Winter 2004

Editorial Eye 54

One of the themes discussed in Eye 53, our ‘Brand madness special issue’, was the idea of imposing an identity, from the top down, on cultural, commercial and social institutions – and even cities and countries.

This issue, which follows the looser theme of lettering and typography, includes a curious echo of this. ‘Excoffon's autograph’ by Matt Soar, examines the way that the handwriting typeface Mistral ‘brands’ the streets of Montréal, as if Roger Excoffon, Mistral’s designer, bequeathed his signature to the city. Soar looks at this in relation to a self-conscious (and controversial) project to design a typeface for the twin US cities of Minneapolis and St Paul.

After all, you can’t visit a city without seeing signs and lettering.

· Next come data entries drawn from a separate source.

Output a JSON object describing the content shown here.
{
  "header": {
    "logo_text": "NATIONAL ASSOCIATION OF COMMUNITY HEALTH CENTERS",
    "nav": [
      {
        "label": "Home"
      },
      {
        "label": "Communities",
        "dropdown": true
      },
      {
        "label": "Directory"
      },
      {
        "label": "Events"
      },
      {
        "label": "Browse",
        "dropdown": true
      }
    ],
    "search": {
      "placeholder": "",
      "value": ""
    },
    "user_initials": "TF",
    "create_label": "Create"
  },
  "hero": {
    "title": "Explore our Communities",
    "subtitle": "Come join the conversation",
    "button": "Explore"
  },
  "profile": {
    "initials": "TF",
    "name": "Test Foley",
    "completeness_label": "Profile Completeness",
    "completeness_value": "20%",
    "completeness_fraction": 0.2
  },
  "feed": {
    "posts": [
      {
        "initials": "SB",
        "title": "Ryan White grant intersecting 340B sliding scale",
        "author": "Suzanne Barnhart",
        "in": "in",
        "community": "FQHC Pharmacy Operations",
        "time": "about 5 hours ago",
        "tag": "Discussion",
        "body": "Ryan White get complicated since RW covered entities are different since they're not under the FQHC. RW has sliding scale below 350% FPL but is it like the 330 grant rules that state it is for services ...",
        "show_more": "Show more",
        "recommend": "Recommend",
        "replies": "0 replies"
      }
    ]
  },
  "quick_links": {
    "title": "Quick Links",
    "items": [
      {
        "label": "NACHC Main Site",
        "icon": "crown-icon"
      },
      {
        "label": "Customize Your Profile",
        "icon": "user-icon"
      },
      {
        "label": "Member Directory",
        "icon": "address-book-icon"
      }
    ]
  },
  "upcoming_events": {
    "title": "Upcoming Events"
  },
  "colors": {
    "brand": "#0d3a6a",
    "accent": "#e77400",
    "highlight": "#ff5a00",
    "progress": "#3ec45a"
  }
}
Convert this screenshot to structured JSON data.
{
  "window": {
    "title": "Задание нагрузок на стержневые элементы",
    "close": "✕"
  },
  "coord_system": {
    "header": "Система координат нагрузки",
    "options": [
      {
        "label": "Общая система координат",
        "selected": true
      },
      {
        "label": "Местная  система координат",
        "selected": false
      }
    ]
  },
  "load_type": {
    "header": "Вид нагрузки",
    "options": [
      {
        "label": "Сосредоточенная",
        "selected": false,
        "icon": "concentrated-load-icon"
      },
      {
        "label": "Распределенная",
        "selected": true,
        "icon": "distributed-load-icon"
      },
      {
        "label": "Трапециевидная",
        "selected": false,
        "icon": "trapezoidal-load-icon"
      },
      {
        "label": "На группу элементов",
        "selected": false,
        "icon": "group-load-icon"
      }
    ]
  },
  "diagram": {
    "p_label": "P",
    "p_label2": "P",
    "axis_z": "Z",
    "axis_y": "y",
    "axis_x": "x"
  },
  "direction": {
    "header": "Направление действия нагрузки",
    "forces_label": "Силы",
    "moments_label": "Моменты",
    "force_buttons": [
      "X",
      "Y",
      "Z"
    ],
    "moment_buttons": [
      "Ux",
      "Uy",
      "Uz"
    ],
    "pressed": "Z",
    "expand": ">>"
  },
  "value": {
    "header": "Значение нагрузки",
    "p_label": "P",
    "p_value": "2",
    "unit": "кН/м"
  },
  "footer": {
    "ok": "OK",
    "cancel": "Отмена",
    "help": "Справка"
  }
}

And the ways in which such letters survive, decay and / or resurface provide another theme. In ‘The frozen past’, designer Jessica Jenkins looks at the traces of commerce that re-emerged briefly after the fall of the Berlin Wall, while in ‘Letter rich Lisbon’, Phil Baines and Catherine Dixon show the way that public lettering has evolved and endured in the period since Nicolete Gray visited the city in the 1960s.

You could argue that ‘Forensic Types’, Alice Twemlow’s profile of the Hoefler & Frere-Jones type foundry, is also about a city – New York – since much of the duo's work is informed by their love of ‘non-typographic lettering’ found in Manhattan. (We show some of Frere-Jones’s photographs of letterforms on the inside covers. Yet this is also a story about the relationship between type design and graphic design, since H&FJ are so firmly enmeshed in the New York design community.

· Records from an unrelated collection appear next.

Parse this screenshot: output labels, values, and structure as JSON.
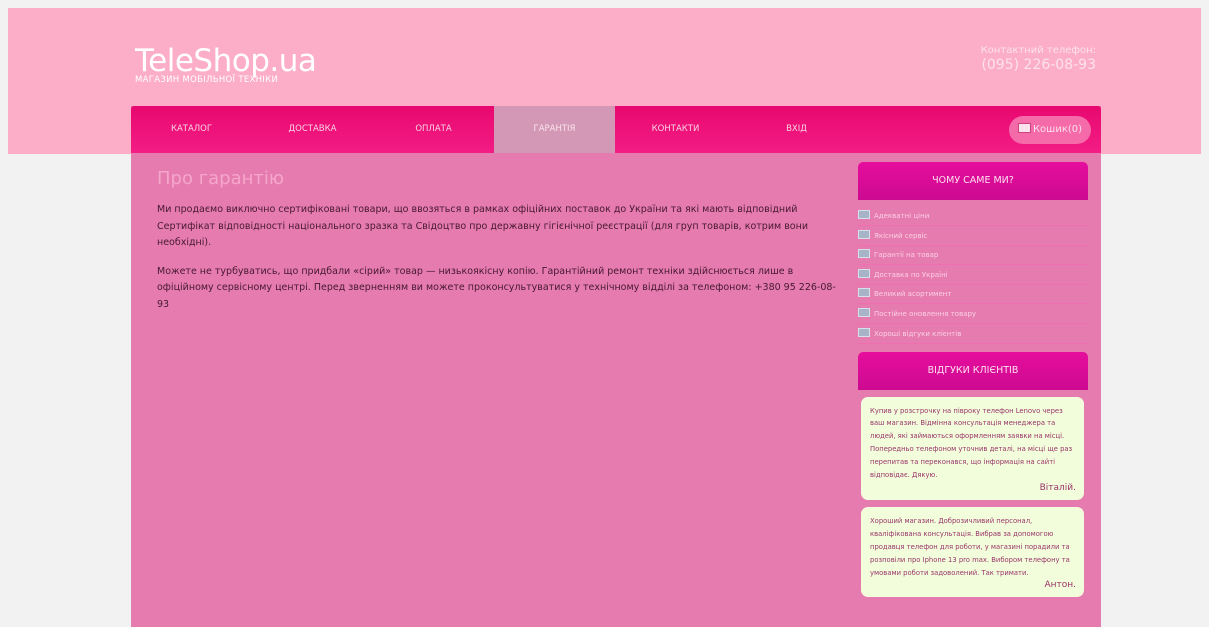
{
  "header": {
    "logo_title": "TeleShop.ua",
    "logo_subtitle": "МАГАЗИН МОБІЛЬНОЇ ТЕХНІКИ",
    "contact_label": "Контактний телефон:",
    "contact_phone": "(095) 226-08-93"
  },
  "nav": {
    "items": [
      {
        "label": "КАТАЛОГ"
      },
      {
        "label": "ДОСТАВКА"
      },
      {
        "label": "ОПЛАТА"
      },
      {
        "label": "ГАРАНТІЯ",
        "active": true
      },
      {
        "label": "КОНТАКТИ"
      },
      {
        "label": "ВХІД"
      }
    ],
    "cart_label": "Кошик(0)"
  },
  "content": {
    "title": "Про гарантію",
    "paragraphs": [
      "Ми продаємо виключно сертифіковані товари, що ввозяться в рамках офіційних поставок до України та які мають відповідний Сертифікат відповідності національного зразка та Свідоцтво про державну гігієнічної реєстрації (для груп товарів, котрим вони необхідні).",
      "Можете не турбуватись, що придбали «сірий» товар — низькоякісну копію. Гарантійний ремонт техніки здійснюється лише в офіційному сервісному центрі. Перед зверненням ви можете проконсультуватися у технічному відділі за телефоном: +380 95 226-08-93"
    ]
  },
  "sidebar": {
    "why_title": "ЧОМУ САМЕ МИ?",
    "why_items": [
      "Адекватні ціни",
      "Якісний сервіс",
      "Гарантії на товар",
      "Доставка по Україні",
      "Великий асортимент",
      "Постійне оновлення товару",
      "Хороші відгуки клієнтів"
    ],
    "reviews_title": "ВІДГУКИ КЛІЄНТІВ",
    "reviews": [
      {
        "text": "Купив у розстрочку на півроку телефон Lenovo через ваш магазин. Відмінна консультація менеджера та людей, які займаються оформленням заявки на місці. Попередньо телефоном уточнив деталі, на місці ще раз перепитав та переконався, що інформація на сайті відповідає. Дякую.",
        "author": "Віталій."
      },
      {
        "text": "Хороший магазин. Доброзичливий персонал, кваліфікована консультація. Вибрав за допомогою продавця телефон для роботи, у магазині порадили та розповіли про Iphone 13 pro max. Вибором телефону та умовами роботи задоволений. Так тримати.",
        "author": "Антон."
      }
    ]
  }
}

The distinction between typography and lettering is continued by ‘If the image of the text has more value than its content …’, the dialogue by Wigger Bierma and Ewan Lentjes. Bierma discusses what happens ‘when the mores of lettering begin to infiltrate the domain of typography’ and the knock-on effect on design education: ‘If teachers can only show what they do without being able to explain how they think, they are giving only half the lesson.’

We close the feature well with something completely different: Roger Sabin’s ‘Understanding silly books’ on the design of Monty Python books. In print, their elliptical satire, parodies and rude jokes rely in large part upon type and lettering – subverting familiar forms such as Penguin books, the London Underground diagram, teen mags and the small ads you see in The Stage. Three decades later, though dated, their cheap shots at politicians and the advertising industry are still welcome.